Macedonia de verano bajo el ritmo de Abba
Dirección: Phyllida Lloyd. Intérpretes: Meryl Streep, Pierce Brosnan, Colin Firth, Stellan Skarsgård, Julie Walters, Dominic Cooper, Amanda Seyfried y Christine Baranski. Nacionalidad: EEUU. 2008. Duración: 108 minutos.
Ponerse digno no es la mejor actitud para enfrentarse a este musical que posee una única virtud reconocible: (de)mostrar que Meryl Streep es una actriz descomunal. Por lo demás, ante Mamma mía! , sobra cualquier intento de análisis serio. Todo lo que se exige para disfrutar de sus excelencias se resume en un mandato: sacar del armario la vena hortera y dejarse llevar por las canciones de Abba, un fenómeno ante el que ni los susodichos dan crédito. Pero una cosa es el crédito y otra los intereses y, en el caso de Abba, éstos han adquirido la potencialidad del viejo rey Midas, una maldición que no cesa y en la que muchos -dicen que es el signo de los tiempos- quisieran verse.
Con maldición o sin ella, no hay reflexión posible ante una película que se inscribe de lleno en el rancio esquema del más convencional cine musical. Todo en el filme adquiere la tilde de la interjección furibunda. No hay hipótesis, sólo exclamaciones exaltadas; no hay relato sólo un encuentro asimétrico al servicio de unas canciones con las que se forja una ambigua moraleja sobre el amor y el matrimonio. Pero no nos equivoquemos, aunque todo consista en sacar a pasear un puñado de canciones engarzadas con hilo de plata de baja ley y por manos de orfebre pobre, la operación no deja de tener su estrategia.

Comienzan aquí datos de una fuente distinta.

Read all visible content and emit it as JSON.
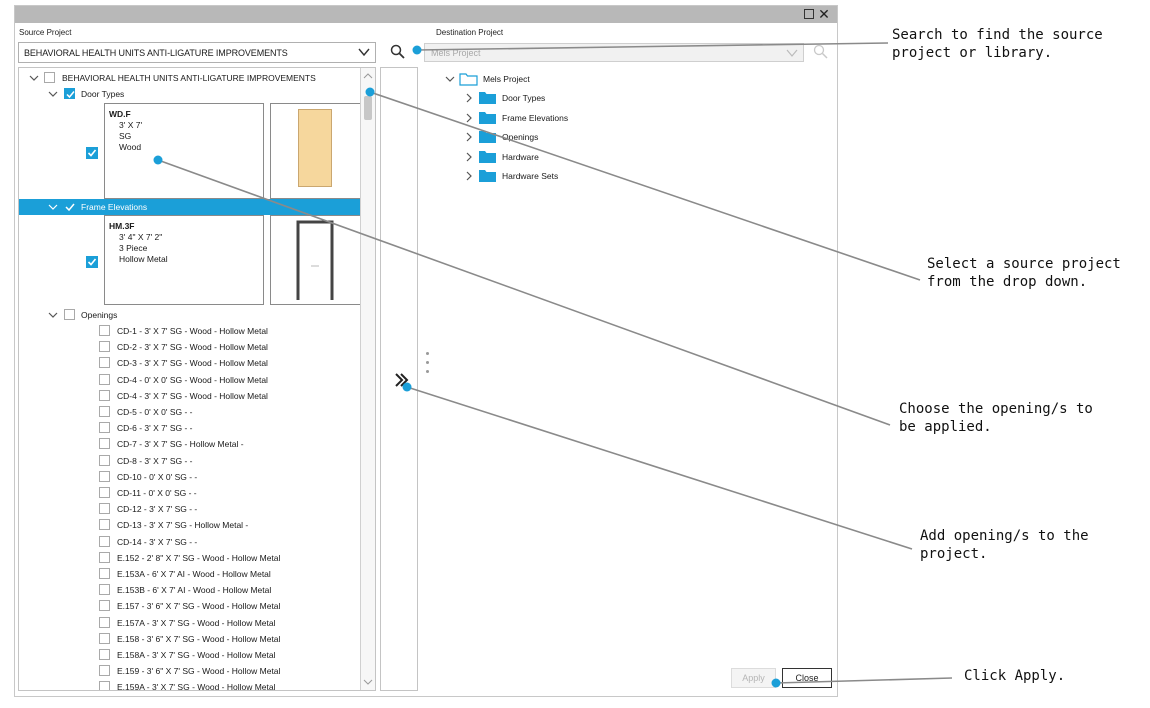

Phyllida Lloyd, una discreta cineasta sin currículum, supo llevar al escenario teatral el musical Mamma mía! . Su éxito, adaptado en multitud de países por voces y rostros de todo pelaje, exigía su puesta de cine. Como Lloyd se lo había ganado, a Lloyd le dejaron las riendas con el premio de un plantel de buenos actores. Ahora bien ¿qué es Mamma mía! y qué se propone?
Mamma mía! es un pretexto armado en torno a un relato menos inocente de lo que aparenta. Trasladar la música de los gélidos suecos a la Grecia hedonista de sabor hippie , parece algo bien calculado. El arranque es simple. En medio de un paraíso vive una veterana, madre soltera, cuya hija prepara su boda pese a su temprana edad. Ella, la hija que no conoció padre, está deseosa de hacer lo contrario que su madre. Así pues, con apenas veinte años va a casarse y, al leer indebidamente el diario de su madre, conjetura con que, en la época en la que ella fue concebida, su madre tuvo tres relaciones: una de ellas, sin duda, con su padre. Decidida a arrancarlo del anonimato, invita a los tres.
Voluntariamente o no, en este filme de ecos edípicos donde tañe la ausencia del padre, el tres, esa cifra que Freud aplicó al conflicto paterno-filial, se repite de manera insistente. Pero aquí no se trata de matar al padre sino de encontrarlo. Tres son los candidatos, tres la madre y sus dos amigas, tres la hija y sus también dos amigas y tres las bodas -consumadas o no- con las que se cierra el filme. De tres en tres avanza la historia que se detiene en los meandros de los números musicales. Coreografías correctas, generosidad actoral y nadería argumental disfrazada de humor y romance tejen la red. ¿Inocente?
De ningún modo. En este filme se han medido hasta la saciedad los móviles de un comportamiento moral. Se coquetea con lo incorrecto pero jamás se incurre en lo inaceptable. Toda acción se justifica, de hecho el mayor lastre para el ritmo de la película proviene de ese exculpar a los padres. Ella, no era una cualquiera; él, no sabía lo que había hecho. Filme pues, blanco como la música que lo sustenta. Regala un poco de picante, mucha frivolidad, un ritmo pegadizo y cantidades industriales de ese material que comienza glamouroso como una drag queen, pero que deviene en patético si se le deja envejecer.